In today’s global business environment, it is extremely rare for a company to own an entire product or service value chain. Business operations now rely heavily on external supply and resources. Driven by a wide variety of business sustainability goals and objectives, leading companies around the world are searching for value in greater supply chain transparency. 

Procurement organizations are now placing an emphasis on environmental and social responsibility actions within in the supply chain. These companies are creating strategic sourcing and procurement guidelines to align supplier operations with business sustainability strategies. As a result, this has made the supply chain a critical component of business sustainability success.
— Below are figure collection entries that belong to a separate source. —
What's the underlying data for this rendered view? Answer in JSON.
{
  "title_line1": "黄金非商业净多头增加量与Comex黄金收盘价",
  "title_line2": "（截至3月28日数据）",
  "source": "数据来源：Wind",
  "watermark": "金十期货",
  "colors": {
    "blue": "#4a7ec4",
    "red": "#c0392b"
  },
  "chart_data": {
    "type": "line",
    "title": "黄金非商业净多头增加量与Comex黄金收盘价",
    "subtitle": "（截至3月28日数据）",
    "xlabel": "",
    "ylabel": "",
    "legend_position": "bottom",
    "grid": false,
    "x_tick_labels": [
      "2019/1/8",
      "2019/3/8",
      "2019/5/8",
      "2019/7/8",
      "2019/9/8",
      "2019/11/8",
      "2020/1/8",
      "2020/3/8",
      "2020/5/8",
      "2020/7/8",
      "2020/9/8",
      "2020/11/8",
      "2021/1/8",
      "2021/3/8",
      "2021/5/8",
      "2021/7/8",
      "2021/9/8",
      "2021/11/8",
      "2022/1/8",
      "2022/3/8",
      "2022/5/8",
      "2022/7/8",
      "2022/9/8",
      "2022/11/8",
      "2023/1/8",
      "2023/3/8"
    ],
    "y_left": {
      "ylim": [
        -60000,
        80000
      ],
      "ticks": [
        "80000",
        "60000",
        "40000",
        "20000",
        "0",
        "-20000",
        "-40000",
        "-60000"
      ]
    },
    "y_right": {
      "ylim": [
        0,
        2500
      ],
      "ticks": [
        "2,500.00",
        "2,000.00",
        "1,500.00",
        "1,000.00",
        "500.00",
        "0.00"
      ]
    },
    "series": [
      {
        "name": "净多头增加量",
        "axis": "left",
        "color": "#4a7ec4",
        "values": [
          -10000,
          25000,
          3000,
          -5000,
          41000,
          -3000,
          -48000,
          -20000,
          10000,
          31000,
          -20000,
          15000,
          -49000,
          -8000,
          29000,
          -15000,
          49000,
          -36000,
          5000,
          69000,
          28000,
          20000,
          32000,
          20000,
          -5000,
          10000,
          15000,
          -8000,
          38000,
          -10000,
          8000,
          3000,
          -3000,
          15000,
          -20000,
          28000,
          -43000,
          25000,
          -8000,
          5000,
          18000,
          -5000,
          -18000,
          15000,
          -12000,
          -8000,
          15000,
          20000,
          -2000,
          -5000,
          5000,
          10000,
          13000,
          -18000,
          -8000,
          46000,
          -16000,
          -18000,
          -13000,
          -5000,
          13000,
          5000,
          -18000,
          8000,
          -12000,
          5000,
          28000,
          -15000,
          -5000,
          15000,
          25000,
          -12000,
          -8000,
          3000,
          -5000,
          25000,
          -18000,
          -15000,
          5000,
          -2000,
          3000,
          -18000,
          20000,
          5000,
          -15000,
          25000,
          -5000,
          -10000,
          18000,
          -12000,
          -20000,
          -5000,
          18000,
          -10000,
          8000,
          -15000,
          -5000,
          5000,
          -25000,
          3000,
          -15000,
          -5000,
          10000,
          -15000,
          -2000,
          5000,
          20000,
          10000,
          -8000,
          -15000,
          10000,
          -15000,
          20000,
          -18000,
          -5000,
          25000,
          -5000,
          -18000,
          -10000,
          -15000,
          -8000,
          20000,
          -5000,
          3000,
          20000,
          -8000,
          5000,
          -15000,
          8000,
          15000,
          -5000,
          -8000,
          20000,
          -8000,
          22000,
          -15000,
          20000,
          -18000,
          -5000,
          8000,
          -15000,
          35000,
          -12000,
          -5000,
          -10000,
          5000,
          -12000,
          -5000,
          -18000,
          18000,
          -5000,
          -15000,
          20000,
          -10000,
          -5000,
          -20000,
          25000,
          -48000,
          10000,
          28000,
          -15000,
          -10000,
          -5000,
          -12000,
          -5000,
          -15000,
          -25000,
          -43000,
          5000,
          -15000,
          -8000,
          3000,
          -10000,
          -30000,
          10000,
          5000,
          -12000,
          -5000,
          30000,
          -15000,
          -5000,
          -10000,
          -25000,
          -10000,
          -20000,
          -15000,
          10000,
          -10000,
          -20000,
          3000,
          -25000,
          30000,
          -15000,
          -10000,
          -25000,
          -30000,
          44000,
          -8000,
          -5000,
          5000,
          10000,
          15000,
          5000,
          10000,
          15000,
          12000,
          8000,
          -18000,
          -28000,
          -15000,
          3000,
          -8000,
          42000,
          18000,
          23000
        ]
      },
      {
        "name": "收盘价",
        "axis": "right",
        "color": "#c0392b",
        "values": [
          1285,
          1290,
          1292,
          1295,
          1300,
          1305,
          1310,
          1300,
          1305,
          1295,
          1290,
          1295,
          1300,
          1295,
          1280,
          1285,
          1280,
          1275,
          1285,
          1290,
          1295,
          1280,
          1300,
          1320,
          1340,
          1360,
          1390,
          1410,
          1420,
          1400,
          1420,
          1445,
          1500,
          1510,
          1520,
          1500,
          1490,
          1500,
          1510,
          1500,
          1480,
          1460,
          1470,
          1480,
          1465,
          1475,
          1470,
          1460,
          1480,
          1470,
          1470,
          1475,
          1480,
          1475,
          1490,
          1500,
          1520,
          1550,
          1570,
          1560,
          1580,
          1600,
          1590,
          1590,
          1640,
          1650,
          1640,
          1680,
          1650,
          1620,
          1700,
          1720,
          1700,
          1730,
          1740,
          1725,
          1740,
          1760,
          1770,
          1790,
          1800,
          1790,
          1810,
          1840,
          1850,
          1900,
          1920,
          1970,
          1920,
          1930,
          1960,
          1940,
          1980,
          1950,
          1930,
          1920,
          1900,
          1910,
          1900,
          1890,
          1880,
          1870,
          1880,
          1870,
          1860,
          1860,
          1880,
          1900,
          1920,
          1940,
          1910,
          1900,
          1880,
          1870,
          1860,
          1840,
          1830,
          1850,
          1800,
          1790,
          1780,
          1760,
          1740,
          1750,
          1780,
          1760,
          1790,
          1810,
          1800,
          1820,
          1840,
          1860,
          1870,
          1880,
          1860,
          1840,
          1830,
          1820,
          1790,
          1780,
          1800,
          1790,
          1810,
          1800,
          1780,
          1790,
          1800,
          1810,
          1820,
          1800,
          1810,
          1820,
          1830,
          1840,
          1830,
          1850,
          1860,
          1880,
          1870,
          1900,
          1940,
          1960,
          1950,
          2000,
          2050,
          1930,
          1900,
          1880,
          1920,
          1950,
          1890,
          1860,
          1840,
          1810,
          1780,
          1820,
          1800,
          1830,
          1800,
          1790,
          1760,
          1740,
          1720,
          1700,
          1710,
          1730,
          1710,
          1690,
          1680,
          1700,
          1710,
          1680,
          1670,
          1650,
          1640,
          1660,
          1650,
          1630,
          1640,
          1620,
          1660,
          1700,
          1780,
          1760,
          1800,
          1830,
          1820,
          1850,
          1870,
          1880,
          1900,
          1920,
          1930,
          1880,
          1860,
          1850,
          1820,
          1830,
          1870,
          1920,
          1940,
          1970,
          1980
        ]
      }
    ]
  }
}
Coupling supply chain best practices with business sustainability strategies, many companies are opening the door to improved consistency, reliability of supply and access to market. The question is, "how?'

One approach presented in “A Green Supply Chain Takes a Systems Thinking Approach – And Patience” suggests that by viewing the supply chain in a systematic or holistic manner, "organizations can apply that “big-picture thinking” needed to be truly innovative. Doing so can create leverage points that companies never realized they had before with their suppliers." Applying systems thinking through implementation, best practices include:

  • Supply Chain Alignment - Evaluating business needs, market conditions, and sustainability value drivers (research / benchmarking) to improve supplier relationships or initiate sourcing.
  • Procurement Guidelines and Policies - Improving sustainable material selection and supplier manufacturing processes as part of supplier selection criteria.
  • Supply Performance Tracking - Establishing key supplier performance metrics to ensure continuous alignment with sustainability targets.
  • Supply Chain Efficiency - Reducing inventory levels on non-critical supply resulting in lower carrying cost, waste and material obsolescence across the entire supply chain.
  • Sustainable Logistics and Distribution – Refining transportation modes to make significant environmental and social impact reductions.

By adopting a systems thinking approach combined with supply chain best practices, companies can proactively address supply stability and quality issues from a different perspective.